Pico describes the stories like this: “They are older stories remade, mixed with a little bit of satire, and thrown back out with a 21st century point of view.”

The cover design of the collection does a good job of representing, not only the fairy tale aspect of the publication, but also symbolically the way that we ingest fiction in the wake of these new technologies.

“The idea behind the cover was having stories, or fictions, that fly around, and having a person just trying to collect them and read them,” says Pico.

The cover features local model Amy Nichols dressed as Little Red Riding Hood knelt before a tree that has pages hanging off and fluttering in the air above her, presumably each containing a little tale for her to pluck at random and read. This portrays the method we often use to read our fiction. Just as you’re hard-pressed to find anyone with an actual CD collection these days, so too are book collections becoming a thing of the past. Books are no longer these tangible objects, they exist for us to pluck from the sky and display on our Kindles or Nooks.

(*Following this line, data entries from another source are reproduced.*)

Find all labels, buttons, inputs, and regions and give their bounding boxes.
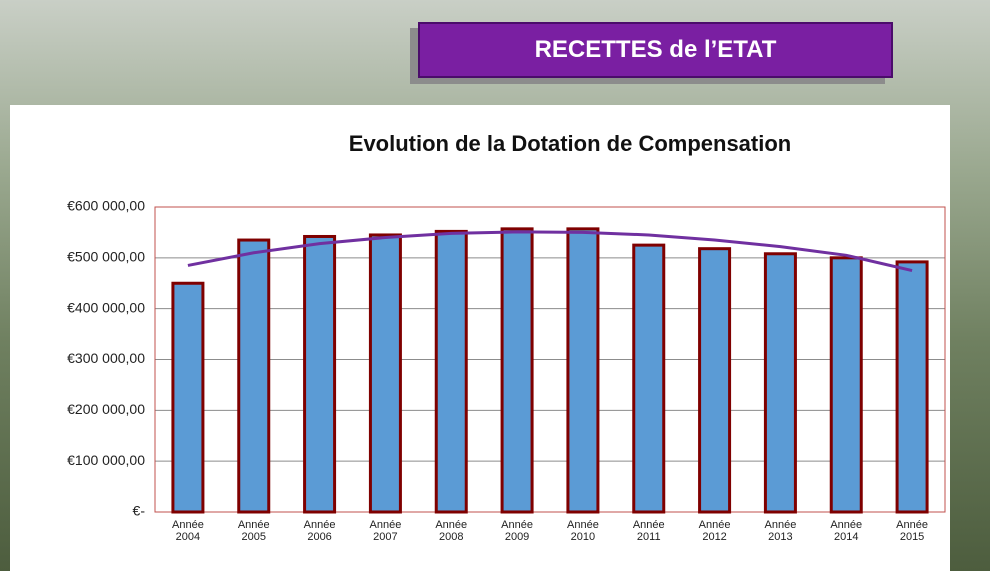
x-tick-label: Année 2010 <box>567 519 599 543</box>
x-tick-label: Année 2004 <box>172 519 204 543</box>
x-tick-label: Année 2012 <box>698 519 731 543</box>
y-tick-label: €- <box>133 503 146 519</box>
bar <box>566 227 600 514</box>
bar <box>303 234 337 514</box>
bar <box>500 227 534 514</box>
x-tick-label: Année 2014 <box>830 519 863 543</box>
bar <box>237 238 271 514</box>
trendline <box>187 230 913 273</box>
banner: RECETTES de l’ETAT <box>418 22 893 78</box>
bar <box>434 229 468 514</box>
x-tick-label: Année 2013 <box>764 519 797 543</box>
y-tick-label: €100 000,00 <box>67 452 145 468</box>
bar <box>829 256 863 514</box>
x-tick-label: Année 2008 <box>435 519 468 543</box>
y-tick-label: €400 000,00 <box>67 299 145 315</box>
x-tick-label: Année 2011 <box>632 519 665 543</box>
x-tick-label: Année 2006 <box>303 519 336 543</box>
chart-title: Evolution de la Dotation de Compensation <box>349 131 791 156</box>
bar <box>763 252 797 514</box>
y-tick-label: €600 000,00 <box>67 198 145 214</box>
x-tick-label: Année 2007 <box>369 519 402 543</box>
x-tick-label: Année 2015 <box>896 519 928 543</box>
x-tick-label: Année 2005 <box>237 519 270 543</box>
bar <box>171 281 205 514</box>
x-tick-label: Année 2009 <box>501 519 533 543</box>
bar <box>632 243 666 514</box>
y-tick-label: €500 000,00 <box>67 249 145 265</box>
bar <box>895 260 929 514</box>
y-tick-label: €200 000,00 <box>67 401 145 417</box>
plot-border <box>154 206 946 513</box>
y-tick-label: €300 000,00 <box>67 350 145 366</box>
bar <box>368 233 402 514</box>
bar <box>698 247 732 514</box>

To really hit on the idea of the changing landscape of fiction writing and reading, Pico included the type of device that the story was written on at the end of each story. “Most of them were written in text messages, netbooks, laptops, Blackberries, etc.”

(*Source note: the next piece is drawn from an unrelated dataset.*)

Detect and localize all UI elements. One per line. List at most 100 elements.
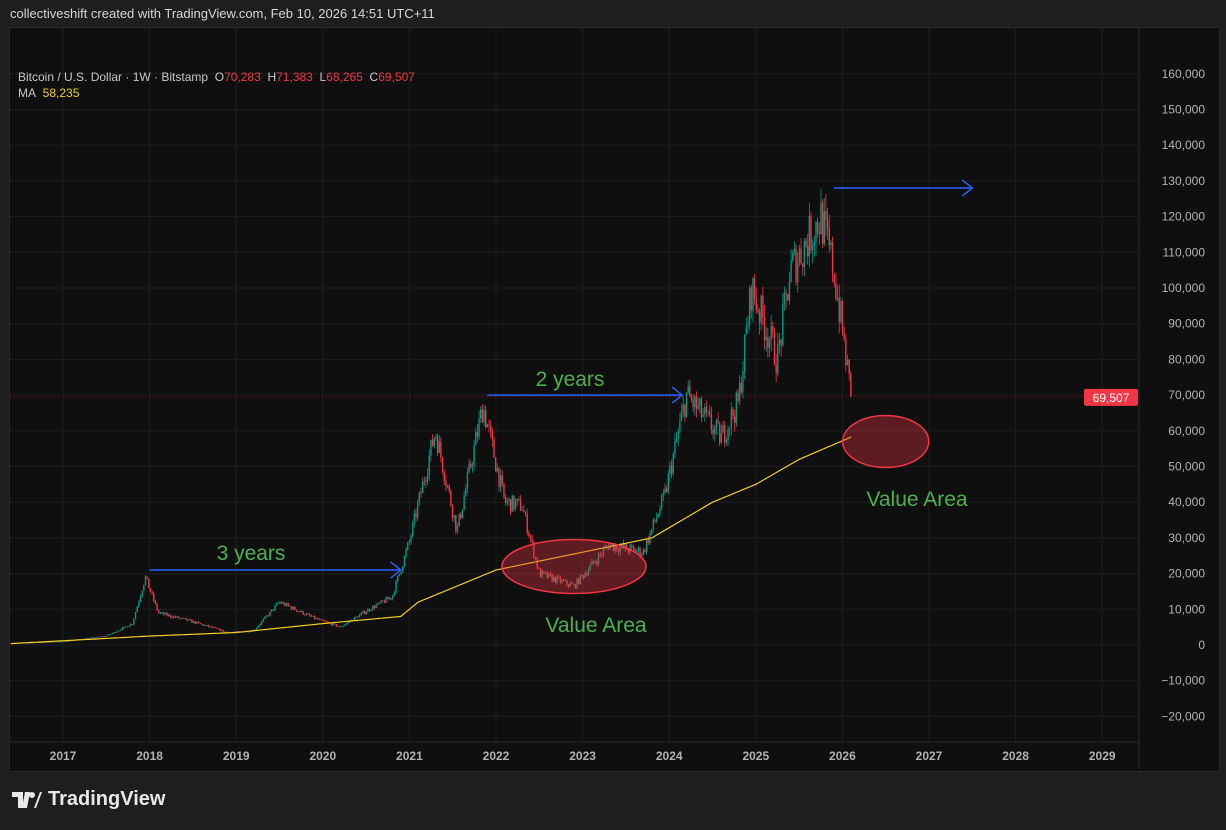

Pico wanted everything to be digital for this publication, which is why he decided to publish it exclusively online. This is a growing trend in the world of publishing because not only is it cost-effective, but it’s simply more practical. Publishing is going the way of digital music. With the emergence of a new array of eReaders, there is finally a device on which we can enjoy our books digitally. This has opened up the possibility for anyone with the motivation and wherewithal to become a self-publisher.

“I think it’s bringing some of the power back to the writer, and pulling some away from the publisher,” says Pico. “If you really manage it right and have good material, and you have people talking about your work, I think it’s a good opportunity for up-and-coming writers.”

Pico plans to make his book available on Amazon by the end of January, making it accessible to anyone with an eReader and $2.99. Pico sees this as not only the natural course for publishing, but also as smart and practical. “This is [a] new commercial way of writing, and that link between reader-writer is changing. … Kids nowadays, they don’t have the desire to go to the library and carry around a book. Now they just want to carry them all in their iPhone or Kindle.”

Essentially, people are looking for fiction that fills those cracks, those brief moments on the bus in silent contemplation, or waiting at Gate B before your flight. And new crops of young writers, like Pico, are looking for a better way to inject themselves, if even only briefly, into the lives of potential readers, and increasingly so on their own terms.

“Publishing online is the most democratic way of publishing,” says Pico. “Because who is holding you accountable for good writing? The reader.”